L’Unesco avait bien tenté de l’inscrire au patrimoine mondial. En vain. Il n’y a apparemment pas au Japon de législation pour protéger ce type d’architecture contemporaine. Toutefois, quelques capsules seront rénovées et exposées dans des musées. Celui de Saitama, à Tokyo, en a déjà réservé une, et le Centre Pompidou a manifesté également son intérêt.

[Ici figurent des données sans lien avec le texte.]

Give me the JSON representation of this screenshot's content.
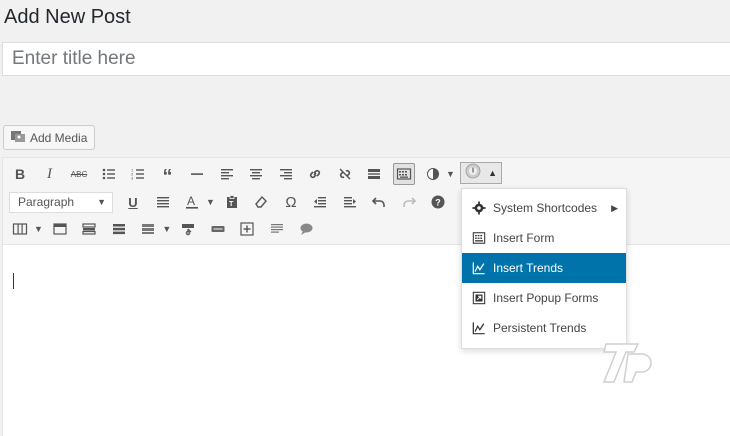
{
  "page": {
    "title": "Add New Post"
  },
  "title_field": {
    "placeholder": "Enter title here",
    "value": ""
  },
  "media": {
    "add_media_label": "Add Media"
  },
  "toolbar": {
    "format_select": "Paragraph"
  },
  "shortcode_menu": {
    "items": [
      {
        "label": "System Shortcodes",
        "icon": "gear-icon",
        "has_submenu": true
      },
      {
        "label": "Insert Form",
        "icon": "form-icon"
      },
      {
        "label": "Insert Trends",
        "icon": "trends-icon",
        "selected": true
      },
      {
        "label": "Insert Popup Forms",
        "icon": "popup-icon"
      },
      {
        "label": "Persistent Trends",
        "icon": "trends-icon"
      }
    ]
  },
  "colors": {
    "selected_bg": "#0073aa",
    "toolbar_bg": "#f5f5f5",
    "page_bg": "#f1f1f1"
  }
}
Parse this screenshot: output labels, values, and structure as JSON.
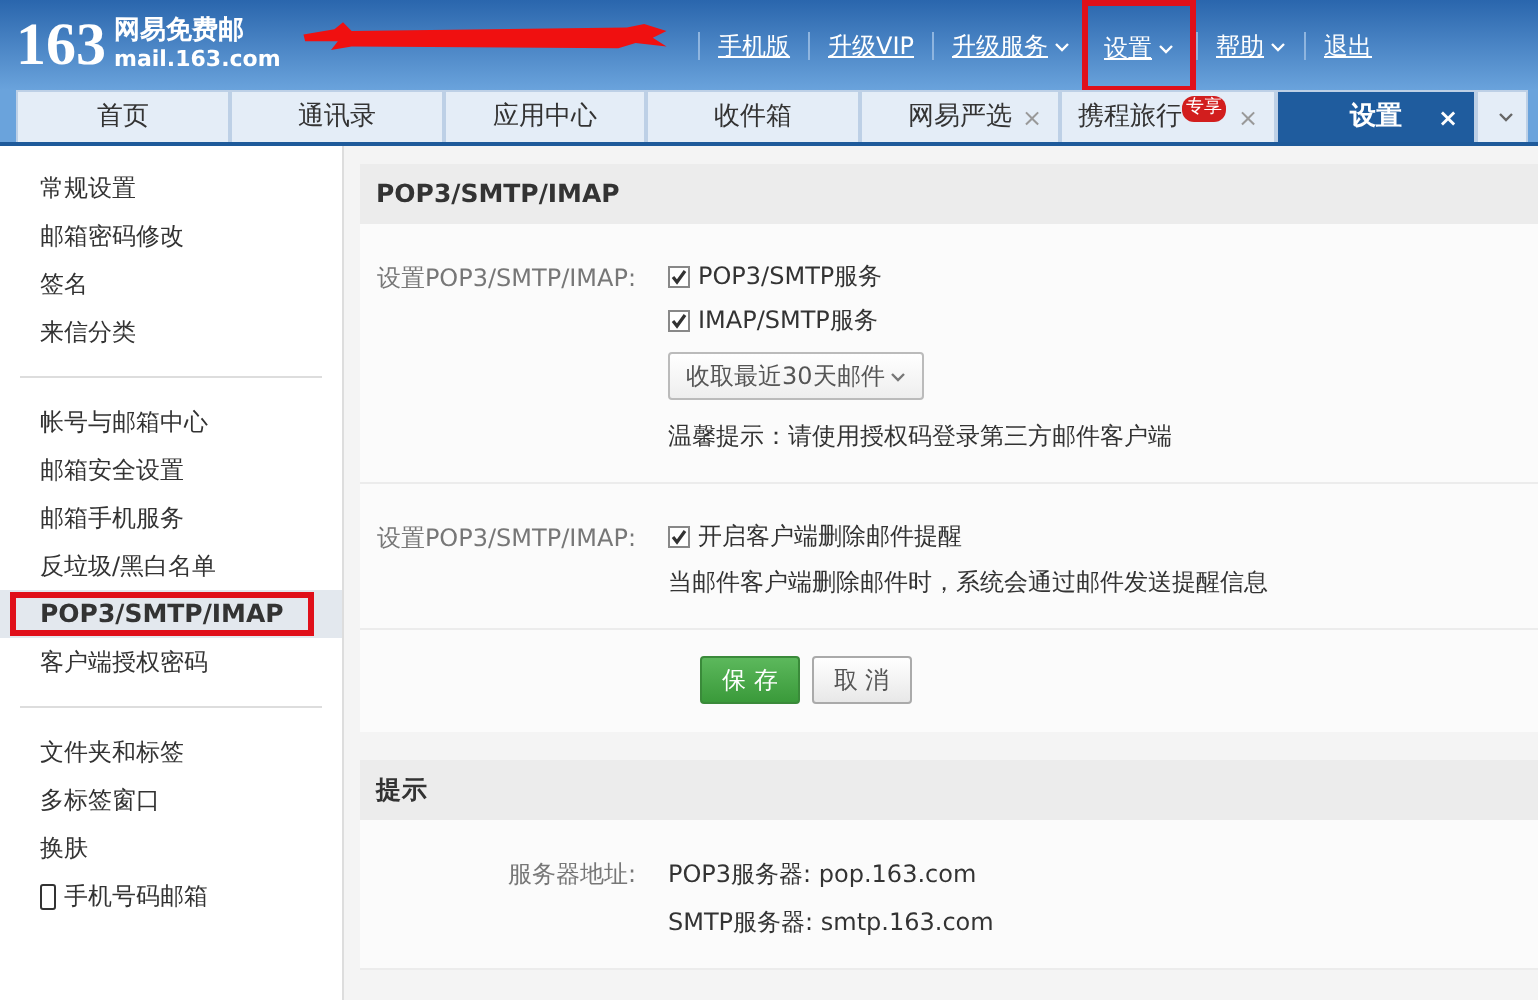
{
  "logo": {
    "number": "163",
    "name": "网易免费邮",
    "domain": "mail.163.com"
  },
  "header": {
    "redacted": true
  },
  "top_links": [
    {
      "label": "手机版",
      "dropdown": false,
      "highlighted": false
    },
    {
      "label": "升级VIP",
      "dropdown": false,
      "highlighted": false
    },
    {
      "label": "升级服务",
      "dropdown": true,
      "highlighted": false
    },
    {
      "label": "设置",
      "dropdown": true,
      "highlighted": true
    },
    {
      "label": "帮助",
      "dropdown": true,
      "highlighted": false
    },
    {
      "label": "退出",
      "dropdown": false,
      "highlighted": false
    }
  ],
  "tabs": [
    {
      "label": "首页",
      "selected": false
    },
    {
      "label": "通讯录",
      "selected": false
    },
    {
      "label": "应用中心",
      "selected": false
    },
    {
      "label": "收件箱",
      "selected": false
    },
    {
      "label": "网易严选",
      "close": "×",
      "selected": false
    },
    {
      "label": "携程旅行",
      "close": "×",
      "selected": false,
      "badge": "专享"
    },
    {
      "label": "设置",
      "close": "×",
      "selected": true
    }
  ],
  "sidebar": {
    "groups": [
      [
        {
          "label": "常规设置",
          "kind": "text",
          "selected": false,
          "highlighted": false
        },
        {
          "label": "邮箱密码修改",
          "kind": "text",
          "selected": false,
          "highlighted": false
        },
        {
          "label": "签名",
          "kind": "text",
          "selected": false,
          "highlighted": false
        },
        {
          "label": "来信分类",
          "kind": "text",
          "selected": false,
          "highlighted": false
        }
      ],
      [
        {
          "label": "帐号与邮箱中心",
          "kind": "text",
          "selected": false,
          "highlighted": false
        },
        {
          "label": "邮箱安全设置",
          "kind": "text",
          "selected": false,
          "highlighted": false
        },
        {
          "label": "邮箱手机服务",
          "kind": "text",
          "selected": false,
          "highlighted": false
        },
        {
          "label": "反垃圾/黑白名单",
          "kind": "text",
          "selected": false,
          "highlighted": false
        },
        {
          "label": "POP3/SMTP/IMAP",
          "kind": "text",
          "selected": true,
          "highlighted": true
        },
        {
          "label": "客户端授权密码",
          "kind": "text",
          "selected": false,
          "highlighted": false
        }
      ],
      [
        {
          "label": "文件夹和标签",
          "kind": "text",
          "selected": false,
          "highlighted": false
        },
        {
          "label": "多标签窗口",
          "kind": "text",
          "selected": false,
          "highlighted": false
        },
        {
          "label": "换肤",
          "kind": "text",
          "selected": false,
          "highlighted": false
        },
        {
          "label": "手机号码邮箱",
          "kind": "phone",
          "selected": false,
          "highlighted": false
        }
      ]
    ]
  },
  "sections": [
    {
      "title": "POP3/SMTP/IMAP",
      "rows": [
        {
          "label": "设置POP3/SMTP/IMAP:",
          "items": [
            {
              "kind": "checkbox",
              "label": "POP3/SMTP服务",
              "checked": true
            },
            {
              "kind": "checkbox",
              "label": "IMAP/SMTP服务",
              "checked": true
            },
            {
              "kind": "select",
              "value": "收取最近30天邮件"
            },
            {
              "kind": "note",
              "text": "温馨提示：请使用授权码登录第三方邮件客户端"
            }
          ]
        },
        {
          "label": "设置POP3/SMTP/IMAP:",
          "items": [
            {
              "kind": "checkbox",
              "label": "开启客户端删除邮件提醒",
              "checked": true
            },
            {
              "kind": "note",
              "text": "当邮件客户端删除邮件时，系统会通过邮件发送提醒信息"
            }
          ]
        }
      ],
      "buttons": [
        {
          "label": "保 存",
          "kind": "primary"
        },
        {
          "label": "取 消",
          "kind": "secondary"
        }
      ]
    },
    {
      "title": "提示",
      "rows": [
        {
          "label": "服务器地址:",
          "items": [
            {
              "kind": "note",
              "text": "POP3服务器: pop.163.com"
            },
            {
              "kind": "note",
              "text": "SMTP服务器: smtp.163.com"
            }
          ]
        }
      ]
    }
  ]
}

Petit retour en arrière. Construite en 1972, la tour Nakagin était la parfaite illustration du courant métaboliste, selon lequel l’architecture ne devrait pas être pensée comme fixe mais pouvant au contraire croître et se modifier au fil du temps. Une idée très contemporaine. Dans cette perspective, Kisho Kurokawa avait conçu des capsules 3D préfabriquées, on ne parle alors pas encore de module ou de construction hors-site. C’est à l’époque quasi unique.
CAPSULES AMÉNAGÉE
Concrètement, le bâtiment se tenait en deux parties : deux tours structurelles – éléments fixes en acier et en béton contenant les ascenseurs, les escaliers, les gaines techniques – et des modules habitables, capsules individuelles en acier léger. Ces dernières étaient toutes identiques, d’une surface de 10m2 (2,5x4m et 2,5m de hauteur), fabriquées et aménagées en usine, transportées sur chantier et fixées à la superstructure. Elles s’élevaient en spirale autour des superstructures et les entrées des appartements se situaient à chaque palier. Les deux tours communiquaient au niveau du cinquième étage.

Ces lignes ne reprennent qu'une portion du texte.